②つ目は、イエスを十字架にかけた人々を恨んでいたということです。それは20節で表されています。

二人は「祭司長や議員たちは、死刑にするため引き渡して、十字架につけてしまったのです」と言っていますが、これまでのルカ福音書の内容から分かるように、イエスを十字架にかけて殺したのは「特定の誰かのせい」ではありません。すべての人間に「神の子イエスを殺してしまった原因はある」のですが、それを二人は理解していません。

このように、自分の罪を棚に上げて「あいつさえいなければ…!」と怒っている状態は、神に癒されなければならない状態なのです。   

最後の③つ目に読み取れること、それは復活の約束が信じられないばかりか、「イエスの亡骸が見つからない」ことにばかり目がいっている様子です。

23節には「婦人たちが遺体を見つけずに戻ってきた」といい、24節では「仲間の何人かが墓に行ったが、あの方は見当たらなかった」といっています。
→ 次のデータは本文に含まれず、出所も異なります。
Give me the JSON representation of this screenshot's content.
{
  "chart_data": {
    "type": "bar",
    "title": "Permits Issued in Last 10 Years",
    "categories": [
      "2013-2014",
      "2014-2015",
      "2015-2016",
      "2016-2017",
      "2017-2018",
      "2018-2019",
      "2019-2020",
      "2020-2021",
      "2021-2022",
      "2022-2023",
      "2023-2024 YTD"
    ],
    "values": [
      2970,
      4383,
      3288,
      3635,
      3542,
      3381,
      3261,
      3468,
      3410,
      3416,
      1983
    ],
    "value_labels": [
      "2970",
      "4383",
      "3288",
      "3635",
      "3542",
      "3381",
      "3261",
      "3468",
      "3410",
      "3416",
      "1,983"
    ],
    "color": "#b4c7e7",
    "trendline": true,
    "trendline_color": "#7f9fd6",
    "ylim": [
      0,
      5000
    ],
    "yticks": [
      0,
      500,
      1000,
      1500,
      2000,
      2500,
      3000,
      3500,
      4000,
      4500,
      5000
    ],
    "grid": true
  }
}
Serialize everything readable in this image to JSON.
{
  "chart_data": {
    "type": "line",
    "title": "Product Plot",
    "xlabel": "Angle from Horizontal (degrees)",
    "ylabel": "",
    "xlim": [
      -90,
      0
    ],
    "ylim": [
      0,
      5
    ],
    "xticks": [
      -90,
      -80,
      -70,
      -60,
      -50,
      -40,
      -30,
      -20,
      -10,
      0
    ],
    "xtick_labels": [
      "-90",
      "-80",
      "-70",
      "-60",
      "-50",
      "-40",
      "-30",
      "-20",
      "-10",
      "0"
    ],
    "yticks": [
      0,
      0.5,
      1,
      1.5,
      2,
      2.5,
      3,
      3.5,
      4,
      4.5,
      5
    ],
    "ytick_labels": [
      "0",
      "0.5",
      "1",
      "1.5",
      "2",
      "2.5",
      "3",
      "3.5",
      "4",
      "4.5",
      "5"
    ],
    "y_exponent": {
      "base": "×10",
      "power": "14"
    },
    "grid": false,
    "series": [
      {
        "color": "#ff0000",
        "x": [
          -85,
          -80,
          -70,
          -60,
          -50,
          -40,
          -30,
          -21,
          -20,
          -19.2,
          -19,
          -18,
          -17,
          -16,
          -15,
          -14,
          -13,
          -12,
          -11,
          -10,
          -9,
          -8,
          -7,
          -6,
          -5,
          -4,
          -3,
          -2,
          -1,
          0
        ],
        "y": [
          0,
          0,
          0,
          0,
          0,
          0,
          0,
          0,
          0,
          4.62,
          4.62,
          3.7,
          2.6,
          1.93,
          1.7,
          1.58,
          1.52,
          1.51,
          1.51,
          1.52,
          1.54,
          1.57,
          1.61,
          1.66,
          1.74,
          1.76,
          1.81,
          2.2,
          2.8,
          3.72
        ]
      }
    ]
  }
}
23節後半にある「イエスは生きておられる」というみ使いの言葉・約束を「あるはずのない、うわ言」のように受け取っていることが、彼らの言葉から見て取れます。

Ⅰコリントの15章に「もしキリストが復活しなかったのなら、あなたがたの信仰は空しい」とある通り、キリストが死の力を打ち破り、生きて働いて下さることを信じられないならば、どんなに「イエスの弟子」という自負があって行動しても、それは空しいのです。やはり彼らは「暗く失望した心の状態」から、現状は変わらずとも、心に確かな希望をいだく、そのような状態に変えられねばならなかったのです。

以上二人の弟子の言葉から3つのことを見ましたが、いずれも「物分かりが悪く、心が鈍く」そして「神から遣わされた預言者の言った約束が信じられていない」状態です。

いかがでしょうか。これは私達一人ひとりも同じようなところがあるのではないかと思うのです。「イエスに対して間違った期待をかける」、「自分の罪を棚に上げて一部の人だけを恨む」そして「目の前の現実ばかりに目が行き、復活の主が生きて働いて下さるという希望を持たない」…これは私達の日常が厳しい状況になればなるほど、このような思いを持ちやすくなるのだと思います。すべての人が持つ弱さなのです。

しかし、そんな弱く、心が鈍く、物分かりの悪い私達一人ひとりに対し、死や罪の力を打ち破って復活された主はそっと近づいてくださるのです。そして「心の中にある汚いもの」を出させ、そして癒して下さるのです。

この続きはまた来週お話ししますが、特に今朝、復活の主イエスは私達が失意のどん底にあるとき、そっと近づき共にいて下さること、そして罪に傷ついた心を癒してくださるお方だ、ということを覚えていただいたなら幸いです。